たしかに、ネット上で頻繁に流出する「たけし語録」、あと「たけし映画」だとか「たけし作の絵や小説」には、まだまだ衰えない才気と覇気がプンプンとただよっている。が、テレビのバラエティ番組などに出演しているビートたけしの今のしゃべりは、正直なにを言っているかよくわからない。“内容”云々ではなく、単に一言一言がやたら聞き取りにくい──そして、その聞き取りにくさ自体と、聞き取りにくい言葉に対し、腫れ物に触るような“翻訳”やツッコミを入れる他の共演者を観ていたら、私はついついチャンネルを変えてしまいたくなるのである。

 

そういう意味で、いかにもギャラが高そうな、いわゆる“BIG3”のなかでは、少なくとも「バラエティ」というステージ内だけで比べると「もっともコスパが悪い」とされても致し方なし……なのかもしれない。明石家さんまのマシンガントークはいまだ健在だし、タモリはいつもゆっくり淡々としゃべる……。

 

なにを隠そう、私も50歳を超えてからは急速的かつ絶望的に、舌の回りが悪くなってきた。

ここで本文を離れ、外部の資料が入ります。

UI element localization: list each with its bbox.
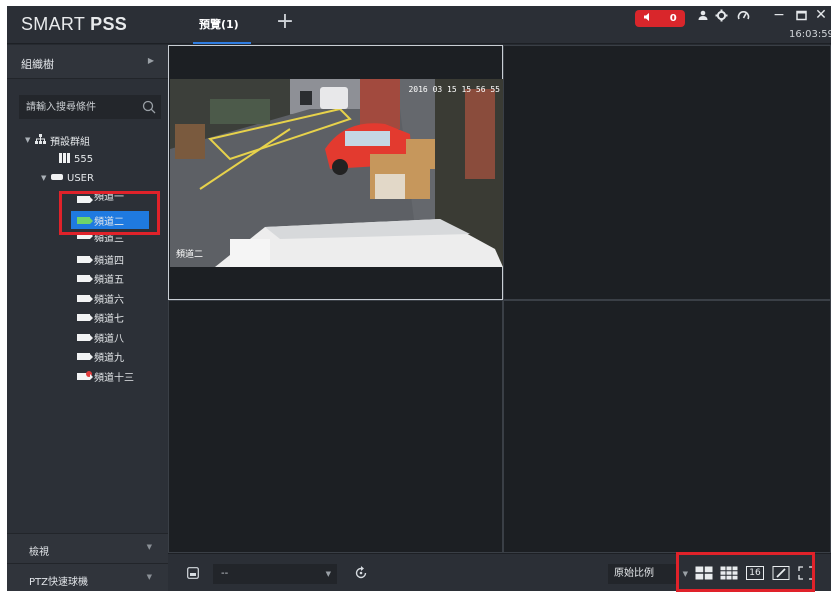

会話中はもちろん、原稿を書いているときでさえ、次に出すべき言葉が頭に浮かんでこない。だからなのか、どもったり、しばしダンマリを決め込むケースも増えてきているし、口内もすぐに乾いてしまって、それが滑舌にも影響を及ぼす。歯は一応“オール自前”ではあるけれど、自分の語り口調を聞いていると、どこか老人特有の“フガフガ感”を認識してしまうこともなくはない。

 

おそらく、60歳70歳になったら、こういった“退化”は、どう抗ってもよりいっそう顕著になっていくことだろう。となれば……我々初老ができることは

 

  • タモリのようにゆっくり淡々としゃべることを意識する
  • 頭脳の衰えを最小限にとどめるなんらかの訓練を日々行う
  • 絵や小説など、創作と公開に時間差のある表現活動をメインにする

 

……くらいしか、悲しいかな残っていない。もう一度繰り返すが、ビートたけしの(翻訳済みの)見解や映画や絵や小説なんかは、まだまだ卓越した才気と覇気を発散し続けているのだ。「コスパが悪い」のは唯一「テレビ」だけ? そんなデーブ・スペクターによる歯に衣を着せない“真っ当な提言”に今後、テレビ関係者がどのようなジャッジを下すのかは……意地こそ悪いが、ちょっとだけ見ものだったりする。